China, in short: handy primer for an informed perspective on then & now

Unless one is a serious student of Asian history or a Sinologist, most facts and perspectives about China are gathered piecemeal: people are informed through articles, reports, and even (sometimes unreliable) Wikipedia entries. On the other hand, China looms large, particularly in India, for obvious reasons: the ongoing troubles on the border and aggression in the Indo-Pacific, its emergence as an economic and military superpower, the ambitious Belt and Road initiative, the authoritarian turn under the leadership of Xi Jinping, and the aggressive “wolf warrior” diplomacy, among other developments make the new “superpower” an entity of great interest.

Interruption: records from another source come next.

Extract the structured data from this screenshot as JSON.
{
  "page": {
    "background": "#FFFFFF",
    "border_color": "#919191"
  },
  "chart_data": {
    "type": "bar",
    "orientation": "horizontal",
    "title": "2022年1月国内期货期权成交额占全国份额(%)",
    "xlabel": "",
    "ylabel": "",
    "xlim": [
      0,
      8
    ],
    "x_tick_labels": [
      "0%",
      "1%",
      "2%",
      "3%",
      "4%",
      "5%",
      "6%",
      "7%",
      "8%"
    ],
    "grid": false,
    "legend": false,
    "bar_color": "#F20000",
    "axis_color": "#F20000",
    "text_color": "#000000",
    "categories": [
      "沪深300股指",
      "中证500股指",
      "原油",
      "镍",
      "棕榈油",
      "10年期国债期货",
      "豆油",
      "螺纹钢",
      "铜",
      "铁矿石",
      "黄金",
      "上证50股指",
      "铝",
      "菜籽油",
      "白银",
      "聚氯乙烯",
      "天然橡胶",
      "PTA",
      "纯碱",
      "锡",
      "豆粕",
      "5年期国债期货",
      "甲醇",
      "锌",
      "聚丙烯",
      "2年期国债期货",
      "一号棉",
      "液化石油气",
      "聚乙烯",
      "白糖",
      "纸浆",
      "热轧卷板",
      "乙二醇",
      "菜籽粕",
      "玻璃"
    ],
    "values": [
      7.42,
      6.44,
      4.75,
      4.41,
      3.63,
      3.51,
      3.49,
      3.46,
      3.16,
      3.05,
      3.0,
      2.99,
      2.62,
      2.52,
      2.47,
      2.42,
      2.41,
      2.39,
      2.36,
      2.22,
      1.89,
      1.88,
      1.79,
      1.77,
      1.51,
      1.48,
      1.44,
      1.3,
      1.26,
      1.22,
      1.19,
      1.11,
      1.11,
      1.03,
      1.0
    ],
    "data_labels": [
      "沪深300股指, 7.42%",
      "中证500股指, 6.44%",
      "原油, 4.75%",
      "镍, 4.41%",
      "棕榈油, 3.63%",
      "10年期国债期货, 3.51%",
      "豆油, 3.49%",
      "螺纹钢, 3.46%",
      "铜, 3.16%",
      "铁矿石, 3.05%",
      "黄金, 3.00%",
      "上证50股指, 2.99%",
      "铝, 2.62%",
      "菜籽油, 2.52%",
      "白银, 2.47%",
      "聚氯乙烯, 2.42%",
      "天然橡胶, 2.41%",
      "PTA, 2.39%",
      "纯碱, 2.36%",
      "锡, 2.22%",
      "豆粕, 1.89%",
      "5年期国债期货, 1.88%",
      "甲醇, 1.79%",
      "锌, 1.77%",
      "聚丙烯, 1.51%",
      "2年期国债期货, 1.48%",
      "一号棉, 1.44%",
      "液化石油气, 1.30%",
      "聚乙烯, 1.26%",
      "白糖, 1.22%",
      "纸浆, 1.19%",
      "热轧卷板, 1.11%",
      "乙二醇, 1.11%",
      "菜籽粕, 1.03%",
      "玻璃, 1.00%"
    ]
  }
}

Linda Jaivin’s The Shortest History of China is an ambitious attempt to cover thousands of years of Chinese history and politics — from the mythic origins of the Han people through several dynasties, empires, and invasions to communism and finally, Xi’s China — in just about 250 pages.

For any lay reader looking for a basic and comprehensive overview of China’s history, as well as the cultural and “civilisational” themes that continue to find resonance in its politics today, Jaivin’s work serves the purpose.

The first of the themes that emerge from the book is the tension between the country’s great religious-philosophical traditions and how they have been instrumental in politics, identity, and governance.

Confucianism aims for order and stability; Daoism is more esoteric, and is associated with spiritual fluidity. These two broad archetypes interact and compete with each other and against other systems like Buddhism and Hanfeizi’s legalism (from at least the ‘Warring States’ period, around the 5th to the 2nd centuries BC).

Echoes of these tensions — between order and freedom, the material and the spiritual, chaos and authoritarianism — can be seen in communist China as well.

Another recurring aspect of Chinese history that Jaivin brings out is the treatment of intellectuals. Given the philosophical-religious underpinnings of governments, political changes were often marked by persecution — including being exiled or killed — of scholars and the “scholar-bureaucrats” who formed the backbone of the country’s administration.

Echoes of this can be seen in the Cultural Revolution (1966 onward), when Mao Zedong and the Red Guards sought to demonise nearly all intellectuals after the failure of the Great Leap Forward (1958-62).

Jaivin also places great emphasis on classical culture, literature, and technological innovations, all of which are an essential part of Chinese identity even today.

However, contrary to what President Xi and the CPC try to project, Chinese history is not merely a story of continuity, marked by periods of “humiliation”, such as in the run-up to and after the Opium Wars. Nor does the “civilisational” Chinese culture overlap perfectly with the boundaries of the People’s Republic of China — and its various territorial claims.

Through figures and maps, Jaivin illustrates how the territory we know as China today has often been under different rulers, and how the Chinese people are diverse, and have been assimilated from various cultures and ethnicities.

While The Shortest History is unlikely to make the reader an expert on China, it can help formulate an informed perspective on current events, as well as see the echoes and archetypes of the past play out in contemporary politics and geopolitics.